We the Bureaucrats
Every year, the Harvard Law Review invites a well known scholar to write the Foreword, which generally involves an important matter of constitutional law. Writing the Foreword is one of the most prestigious tasks that a legal academic can do. This past year, the Foreword was written by Gillian Metzger and it was largely a discussion about how the present day attacks on the administrative state are echoes of the 1930s opposition to the New Deal. The title says it all: “1930s Redux: The Administrative State Under Siege.”
Metzger’s piece is a defense and celebration of the administrative state. As John McGinnis quipped, its title should have been “We the Bureaucrats.” Metzger’s uses the term “anti-administrativist” almost as a pejorative for people who oppose the administrative state. Well, sign me up.
At the end of the piece, Metzger makes an extremely aggressive argument. Not only does she argue that the administrative state is constitutional (which is not all that unusual, although I think mistaken), but she maintains that it is constitutionally required! Wow. I cannot remember seeing anyone else make this argument.
What is the argument? It involves a couple of steps. First, Metzger maintains that delegation to administrative agencies is an essential part of contemporary government. It will not, nor should it, be constrained. Second, Metzger relies upon the Take Care Clause to argue that, given delegation, it is necessary for Congress to establish certain familiar portions of the administrative state. For example, if Congress is going to delegate complex and uncertain decisions to the executive branch, then it is required to provide “sufficient administrative resources and personnel, in particular adequate executive branch expertise and specialization, to be able to faithfully execute these delegated responsibilities.” Metzger then goes on even to contemplate the possibility that Congress should be required to establish internal administrative checks, such as civil service protections and internal separation of functions.
This last move is outlandish. The President’s obligation to Take Care that the laws should be faithfully executed, which has been used to argue that the President should have authority to remove subordinate officials, should now be employed to insulate lower officials from his supervision.
But even if one looks at the previous argument – that Congress is required to provide sufficient administrative resources and personnel – that is problematic.
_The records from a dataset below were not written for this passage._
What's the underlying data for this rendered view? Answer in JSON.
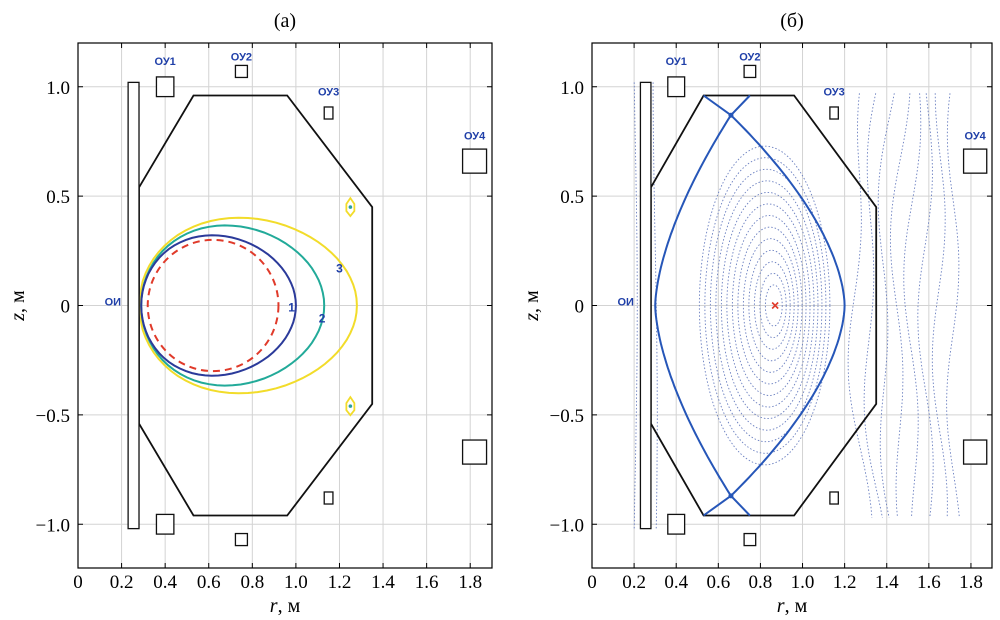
{
  "chart_data": [
    {
      "type": "line",
      "title": "(а)",
      "xlabel_var": "r",
      "xlabel_unit": ", м",
      "ylabel_var": "z",
      "ylabel_unit": ", м",
      "xlim": [
        0,
        1.9
      ],
      "ylim": [
        -1.2,
        1.2
      ],
      "xticks": [
        "0",
        "0.2",
        "0.4",
        "0.6",
        "0.8",
        "1.0",
        "1.2",
        "1.4",
        "1.6",
        "1.8"
      ],
      "yticks": [
        "−1.0",
        "−0.5",
        "0",
        "0.5",
        "1.0"
      ],
      "grid": true,
      "chamber_outline": [
        [
          0.28,
          0.54
        ],
        [
          0.53,
          0.96
        ],
        [
          0.96,
          0.96
        ],
        [
          1.35,
          0.45
        ],
        [
          1.35,
          -0.45
        ],
        [
          0.96,
          -0.96
        ],
        [
          0.53,
          -0.96
        ],
        [
          0.28,
          -0.54
        ]
      ],
      "coils": [
        {
          "label": "ОИ",
          "r": 0.255,
          "z": 0,
          "width": 0.05,
          "height": 2.04,
          "label_r": 0.16,
          "label_z": 0
        },
        {
          "label": "ОУ1",
          "r": 0.4,
          "z": 1.0,
          "width": 0.08,
          "height": 0.09,
          "label_r": 0.4,
          "label_z": 1.1
        },
        {
          "label": "",
          "r": 0.4,
          "z": -1.0,
          "width": 0.08,
          "height": 0.09
        },
        {
          "label": "ОУ2",
          "r": 0.75,
          "z": 1.07,
          "width": 0.055,
          "height": 0.055,
          "label_r": 0.75,
          "label_z": 1.12
        },
        {
          "label": "",
          "r": 0.75,
          "z": -1.07,
          "width": 0.055,
          "height": 0.055
        },
        {
          "label": "ОУ3",
          "r": 1.15,
          "z": 0.88,
          "width": 0.04,
          "height": 0.055,
          "label_r": 1.15,
          "label_z": 0.96
        },
        {
          "label": "",
          "r": 1.15,
          "z": -0.88,
          "width": 0.04,
          "height": 0.055
        },
        {
          "label": "ОУ4",
          "r": 1.82,
          "z": 0.66,
          "width": 0.11,
          "height": 0.11,
          "label_r": 1.82,
          "label_z": 0.76
        },
        {
          "label": "",
          "r": 1.82,
          "z": -0.67,
          "width": 0.11,
          "height": 0.11
        }
      ],
      "contours": [
        {
          "label": "1",
          "color": "#2b3a9a",
          "center_r": 0.645,
          "center_z": 0,
          "a": 0.355,
          "b": 0.32,
          "label_r": 0.98,
          "label_z": -0.01
        },
        {
          "label": "2",
          "color": "#22aa99",
          "center_r": 0.71,
          "center_z": 0,
          "a": 0.42,
          "b": 0.365,
          "label_r": 1.12,
          "label_z": -0.06
        },
        {
          "label": "3",
          "color": "#f2dc2a",
          "center_r": 0.78,
          "center_z": 0,
          "a": 0.5,
          "b": 0.4,
          "label_r": 1.2,
          "label_z": 0.17
        }
      ],
      "reference_circle": {
        "color": "#e03a2a",
        "center_r": 0.62,
        "center_z": 0,
        "radius": 0.3
      },
      "small_markers": [
        {
          "r": 1.25,
          "z": 0.45,
          "color": "#f2dc2a"
        },
        {
          "r": 1.25,
          "z": -0.46,
          "color": "#f2dc2a"
        }
      ]
    },
    {
      "type": "line",
      "title": "(б)",
      "xlabel_var": "r",
      "xlabel_unit": ", м",
      "ylabel_var": "z",
      "ylabel_unit": ", м",
      "xlim": [
        0,
        1.9
      ],
      "ylim": [
        -1.2,
        1.2
      ],
      "xticks": [
        "0",
        "0.2",
        "0.4",
        "0.6",
        "0.8",
        "1.0",
        "1.2",
        "1.4",
        "1.6",
        "1.8"
      ],
      "yticks": [
        "−1.0",
        "−0.5",
        "0",
        "0.5",
        "1.0"
      ],
      "grid": true,
      "chamber_outline": [
        [
          0.28,
          0.54
        ],
        [
          0.53,
          0.96
        ],
        [
          0.96,
          0.96
        ],
        [
          1.35,
          0.45
        ],
        [
          1.35,
          -0.45
        ],
        [
          0.96,
          -0.96
        ],
        [
          0.53,
          -0.96
        ],
        [
          0.28,
          -0.54
        ]
      ],
      "coils": [
        {
          "label": "ОИ",
          "r": 0.255,
          "z": 0,
          "width": 0.05,
          "height": 2.04,
          "label_r": 0.16,
          "label_z": 0
        },
        {
          "label": "ОУ1",
          "r": 0.4,
          "z": 1.0,
          "width": 0.08,
          "height": 0.09,
          "label_r": 0.4,
          "label_z": 1.1
        },
        {
          "label": "",
          "r": 0.4,
          "z": -1.0,
          "width": 0.08,
          "height": 0.09
        },
        {
          "label": "ОУ2",
          "r": 0.75,
          "z": 1.07,
          "width": 0.055,
          "height": 0.055,
          "label_r": 0.75,
          "label_z": 1.12
        },
        {
          "label": "",
          "r": 0.75,
          "z": -1.07,
          "width": 0.055,
          "height": 0.055
        },
        {
          "label": "ОУ3",
          "r": 1.15,
          "z": 0.88,
          "width": 0.04,
          "height": 0.055,
          "label_r": 1.15,
          "label_z": 0.96
        },
        {
          "label": "",
          "r": 1.15,
          "z": -0.88,
          "width": 0.04,
          "height": 0.055
        },
        {
          "label": "ОУ4",
          "r": 1.82,
          "z": 0.66,
          "width": 0.11,
          "height": 0.11,
          "label_r": 1.82,
          "label_z": 0.76
        },
        {
          "label": "",
          "r": 1.82,
          "z": -0.67,
          "width": 0.11,
          "height": 0.11
        }
      ],
      "separatrix": {
        "color": "#2656b8",
        "r_inner": 0.3,
        "r_outer": 1.2,
        "x_points": [
          {
            "r": 0.66,
            "z": 0.87
          },
          {
            "r": 0.66,
            "z": -0.87
          }
        ],
        "legs_top": [
          [
            0.53,
            0.96
          ],
          [
            0.75,
            0.96
          ]
        ],
        "legs_bottom": [
          [
            0.53,
            -0.96
          ],
          [
            0.75,
            -0.96
          ]
        ]
      },
      "magnetic_axis": {
        "r": 0.87,
        "z": 0,
        "color": "#e03a2a"
      },
      "flux_surfaces": {
        "color": "#6a7fc0",
        "count": 13,
        "center_r": 0.87,
        "min_a": 0.04,
        "max_a": 0.31
      },
      "open_field_lines_inner": [
        0.205,
        0.3
      ],
      "open_field_lines_outer": [
        1.3,
        1.36,
        1.42,
        1.48,
        1.54,
        1.6,
        1.66,
        1.72
      ]
    }
  ]
}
It is one thing to say that the President needs authority to remove subordinate officials so that he can ensure they take care the laws are faithfully executed.
That removal authority is closely connected to his need to supervise officials. It is quite another to say that these officials need to have expertise. Making sure that agency have sufficient expertise might be good policy. It might help ensure that the laws “are well executed.” But it does not help “the President” ensure that they are “faithfully executed.”
What this Foreword shows is how much freedom lawyers have to construct their own preferred schemes once they depart from the original meaning. In my view, much of the administrative state violates the Constitution’s original meaning. But allow significant departures from the original meaning, and suddenly the administrative state is constitutionally required.